So I found myself in a infinite loop while trying to do some probability. If A and B are independent, calculating P(A ∩ B) is as simple as P(A)P(B). However, how do I calculate P(A ∩ B) if they are dependent? I know P(A∣B)⋅P(B)=P(A∩B).
example: Charlie and Doug take turns rolling two dice, Charlie goes first. If Charlie rolls a sum of 6 before Doug rolls a sum of 7, Charlie wins. What is the probability Charlie wins.
Solution attempt:
P(Charlie wins) = P(Charlie rolls 6, 1st turn) + P(Charlie rolls 6 | Charlie and Doug don't win previous rounds)
= 5/36 + P(Charlie rolls 6 ∩ Charlie and Doug don't win previous rounds)*P(Charlie and Doug don't win previous rounds)
= 5/36 + P(Charlie rolls 6 ∩ Charlie and Doug don't win previous rounds)*P(Charlie doesn't win previous)P(Doug doesn't win previous)
= 5/36 + P(Charlie rolls 6 ∩ Charlie and Doug don't win previous rounds)(31/36)*(30/36)
Now this is where I'm stuck, as I don't know how to calculate P(Charlie rolls 6 ∩ Charlie and Doug don't win previous rounds). Can anyone give me some pointers?
Let $p$ be the required probability that Charlie wins the game. Charlie can win in two ways, fast or slow: (i) Fast: Charlie wins immediately, probability $\frac{5}{36}$; (ii) Slow: Charlie doesn't win immediately, neither does Doug on his first try, but Charlie ultimately wins, probability $\left(\frac{31}{36}\cdot \frac{30}{36}\right)p$. Thus $$p=\frac{5}{36}+\left(\frac{31}{36}\cdot\frac{30}{36}\right)p.$$ Solve for this linear equation for $p$.
Remark: Without explicitly saying so, we have used conditional probability. The probability that Charlie (ultimately) wins given that neither player wins on his first try is just $p$.

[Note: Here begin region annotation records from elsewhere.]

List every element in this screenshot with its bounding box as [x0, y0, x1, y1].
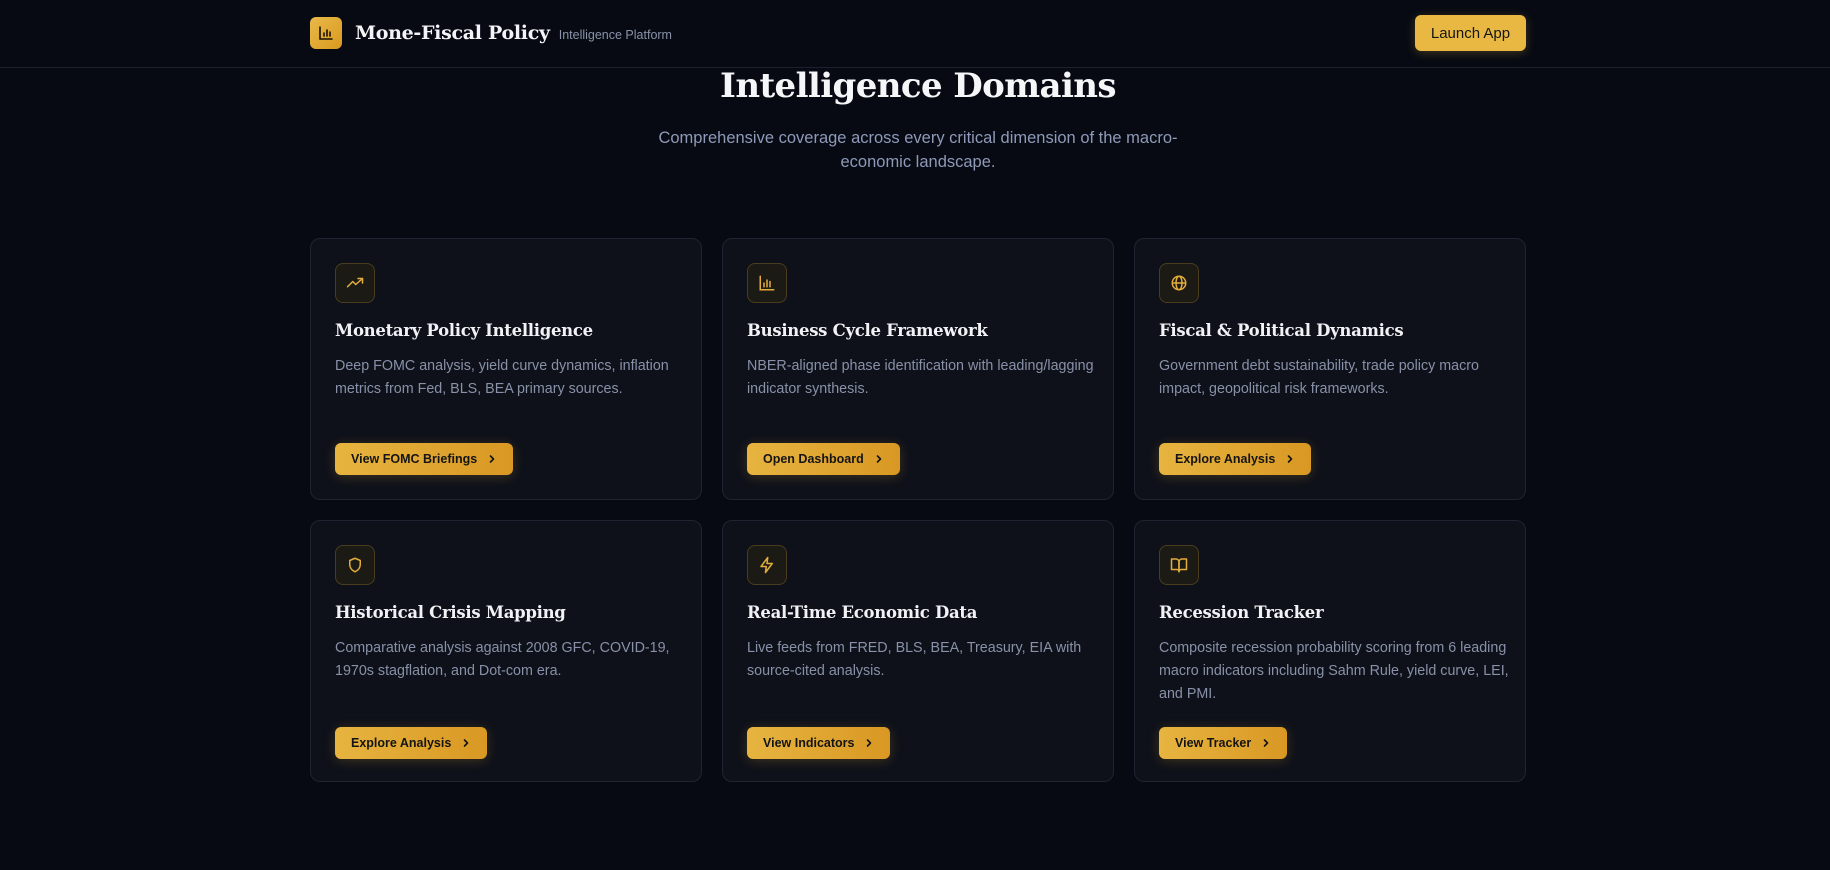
card-description: Live feeds from FRED, BLS, BEA, Treasury… [747, 640, 1082, 679]
card-title: Historical Crisis Mapping [335, 603, 566, 622]
globe-icon [1159, 263, 1199, 303]
card-title: Recession Tracker [1159, 603, 1324, 622]
domain-card-monetary-policy: Monetary Policy Intelligence Deep FOMC a… [310, 238, 702, 500]
brand-name: Mone-Fiscal Policy [355, 22, 550, 44]
chevron-right-icon [874, 454, 884, 464]
button-label: Explore Analysis [351, 736, 452, 750]
domain-card-real-time-data: Real-Time Economic Data Live feeds from … [722, 520, 1114, 782]
top-navbar: Mone-Fiscal Policy Intelligence Platform… [0, 0, 1830, 68]
lightning-icon [747, 545, 787, 585]
card-title: Fiscal & Political Dynamics [1159, 321, 1404, 340]
shield-icon [335, 545, 375, 585]
card-description: Comparative analysis against 2008 GFC, C… [335, 640, 670, 679]
button-label: Open Dashboard [763, 452, 864, 466]
open-dashboard-button[interactable]: Open Dashboard [747, 443, 900, 475]
card-description: NBER-aligned phase identification with l… [747, 358, 1094, 397]
brand-subtitle: Intelligence Platform [558, 28, 672, 42]
brand[interactable]: Mone-Fiscal Policy Intelligence Platform [310, 17, 672, 49]
button-label: View Indicators [763, 736, 855, 750]
button-label: Explore Analysis [1175, 452, 1276, 466]
explore-analysis-button[interactable]: Explore Analysis [1159, 443, 1312, 475]
card-title: Business Cycle Framework [747, 321, 988, 340]
chevron-right-icon [461, 738, 471, 748]
domain-card-fiscal-political: Fiscal & Political Dynamics Government d… [1134, 238, 1526, 500]
book-open-icon [1159, 545, 1199, 585]
explore-analysis-button[interactable]: Explore Analysis [335, 727, 488, 759]
launch-app-button[interactable]: Launch App [1415, 15, 1526, 51]
bar-chart-icon [747, 263, 787, 303]
view-indicators-button[interactable]: View Indicators [747, 727, 891, 759]
view-tracker-button[interactable]: View Tracker [1159, 727, 1288, 759]
view-fomc-briefings-button[interactable]: View FOMC Briefings [335, 443, 514, 475]
trending-up-icon [335, 263, 375, 303]
card-description: Composite recession probability scoring … [1159, 640, 1509, 702]
domain-card-historical-crisis: Historical Crisis Mapping Comparative an… [310, 520, 702, 782]
chevron-right-icon [1285, 454, 1295, 464]
card-description: Government debt sustainability, trade po… [1159, 358, 1479, 397]
domain-card-recession-tracker: Recession Tracker Composite recession pr… [1134, 520, 1526, 782]
bar-chart-icon [310, 17, 342, 49]
card-title: Monetary Policy Intelligence [335, 321, 593, 340]
card-title: Real-Time Economic Data [747, 603, 978, 622]
domain-card-business-cycle: Business Cycle Framework NBER-aligned ph… [722, 238, 1114, 500]
section-subtitle: Comprehensive coverage across every crit… [658, 129, 1178, 171]
chevron-right-icon [864, 738, 874, 748]
button-label: View Tracker [1175, 736, 1252, 750]
section-title: Intelligence Domains [720, 66, 1117, 106]
button-label: View FOMC Briefings [351, 452, 478, 466]
chevron-right-icon [1261, 738, 1271, 748]
card-description: Deep FOMC analysis, yield curve dynamics… [335, 358, 669, 397]
chevron-right-icon [487, 454, 497, 464]
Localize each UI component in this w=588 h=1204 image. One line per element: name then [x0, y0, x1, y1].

We can instead use your general strategy. The probability that Charlie wins on his first try is $\frac{5}{36}$. The probability that Charlie wins on his second try is $\left(\frac{31}{36}\cdot\frac{30}{36}\right)\frac{5}{36}$. The probability Charlie wins on his third try is $\left(\frac{31}{36}\cdot\frac{30}{36}\right)^2\frac{5}{36}$. And so on. For the probability Charlie wins, we add up the infinite geometric series with first term $\frac{5}{36}$ and common ratio $\frac{31}{36}\cdot\frac{30}{36}$. We can find the sum using the ordinary formula for the sum of an infinite geometric series.